The son of the Duke of Norfolk, Philip Howard, 13th Earl of Arundel married Anne Dacre. After his father's execution, Philip Howard neglected his wife and attended Elizabeth I, in order to regain royal favour. Mary, hearing of this, sent Anne Dacre an embroidery worked in silks and silver. It depicted two turtle doves eating leaves from a tree. The meaning was interpreted by Anne Dacre's priest that Mary and Anne both loved members of the same family.

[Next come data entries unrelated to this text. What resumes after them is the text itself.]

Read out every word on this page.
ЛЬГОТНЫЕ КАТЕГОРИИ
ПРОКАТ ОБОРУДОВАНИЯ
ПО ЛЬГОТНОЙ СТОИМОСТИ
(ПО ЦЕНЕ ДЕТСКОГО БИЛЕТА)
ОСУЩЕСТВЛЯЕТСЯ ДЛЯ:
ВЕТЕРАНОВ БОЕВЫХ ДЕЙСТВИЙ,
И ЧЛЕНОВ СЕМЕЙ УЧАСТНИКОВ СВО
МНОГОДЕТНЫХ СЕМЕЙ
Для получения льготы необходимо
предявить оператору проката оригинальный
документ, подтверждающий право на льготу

The novel complicated device and Latin inscriptions were designed by Mary and her embroiderer.

An emblem mentioned by the historian William Camden and recorded by William Drummond of Hawthornden on a bed returned to Holyrood Palace made a similar reference to fruit and the royal succession. The device was an apple tree and a thorn with the motto Per Vincula Cresco or Per Vincula Crescit, meaning to flourish in captivity or in chains. This emblem was also engraved on one of Mary's watches with related motifs. Camden wrote that Mary's use of emblems and a motto Veritas Armata meaning "Truth armed" and forming an anagram Maria Steuarta, were regarded with suspicion and resulted in her transfer from the keeping of the Earl of Shrewsbury to the custody of Amias Paulet and Drue Drury.

At Hardwick Hall a pair of cushion covers include roundels at the four corners and centre, worked in tent stitch, one with Mary's monogram. The designs of the roundels are derived from Gabriello Faerno's Fabulae Centum (Rome, 1563), an Italian version of Aesop's Fables. These designs can be interpreted to mean Elizabeth I, like the protagonists of the fables, would receive her just deserts.